Author: Rosalind Thomas
Publisher: Cambridge University Press
Published: 2019-04-11
Total Pages: 503
ISBN-13: 1107193583
DOWNLOAD EBOOKRe-assesses the phenomenon of Greek 'local history-writing' and its role in creating political and cultural identity in a changing world.
Author: Susan E. Alcock
Publisher: Cambridge University Press
Published: 2002-08-15
Total Pages: 240
ISBN-13: 9780521890007
DOWNLOAD EBOOKThis 2002 book explores social memory in the ancient Greek world using the evidence of landscapes and monuments.
Author: Compton Mackenzie
Publisher:
Published: 1987
Total Pages: 626
ISBN-13:
DOWNLOAD EBOOKAuthor: Katharine Mawford
Publisher: Walter de Gruyter GmbH & Co KG
Published: 2021-07-05
Total Pages: 329
ISBN-13: 3110728796
DOWNLOAD EBOOKAlthough the recent ‘memory boom’ has led to increasing interdisciplinary interest, there is a significant gap relating to the examination of this topic in Classics. In particular, there is need for a systematic exploration of ancient memory and its use as a critical and methodological tool for delving into ancient literature. The present volume provides just such an approach, theorising the use and role of memory in Graeco-Roman thought and literature, and building on the background of memory studies. The volume’s contributors apply theoretical models such as memoryscapes, civic and cultural memory, and memory loss to a range of authors, from Homeric epic to Senecan drama, and from historiography to Cicero’s recollections of performances.
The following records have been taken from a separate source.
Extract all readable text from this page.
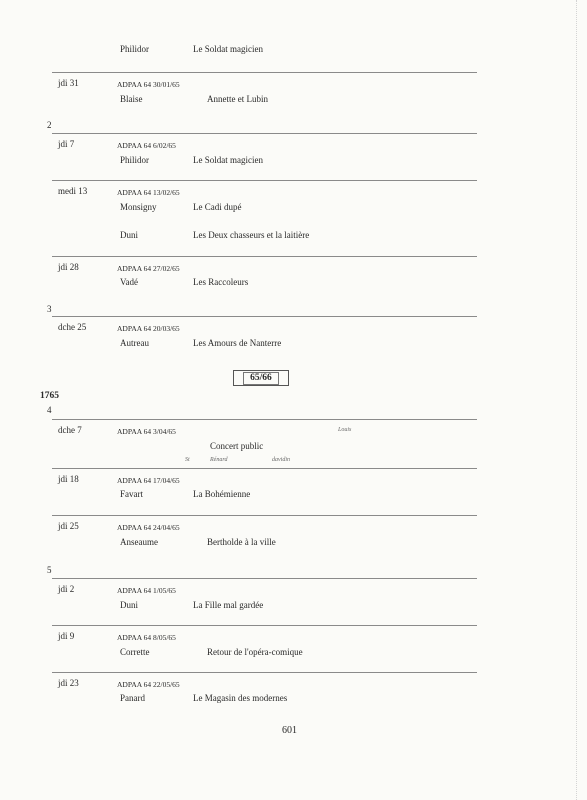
Philidor	Le Soldat magicien
jdi 31	ADPAA 64 30/01/65
Blaise	Annette et Lubin
2
jdi 7	ADPAA 64 6/02/65
Philidor	Le Soldat magicien
medi 13	ADPAA 64 13/02/65
Monsigny	Le Cadi dupé
Duni	Les Deux chasseurs et la laitière
jdi 28	ADPAA 64 27/02/65
Vadé	Les Raccoleurs
3
dche 25	ADPAA 64 20/03/65
Autreau	Les Amours de Nanterre
65/66
1765
4
dche 7	ADPAA 64 3/04/65	Louis
Concert public
St	Rénard	davidin
jdi 18	ADPAA 64 17/04/65
Favart	La Bohémienne
jdi 25	ADPAA 64 24/04/65
Anseaume	Bertholde à la ville
5
jdi 2	ADPAA 64 1/05/65
Duni	La Fille mal gardée
jdi 9	ADPAA 64 8/05/65
Corrette	Retour de l'opéra-comique
jdi 23	ADPAA 64 22/05/65
Panard	Le Magasin des modernes
601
The chapters are divided into four sections according to the main perspective taken. These are: 1) the Mechanics of Memory, 2) Collective memory, 3) Female Memory, and 4) Oblivion. This modern approach to ancient memory will be useful for scholars working across the range of Greek and Roman literature, as well as for students, and a broader interdisciplinary audience interested in the intersection of memory studies and Classics.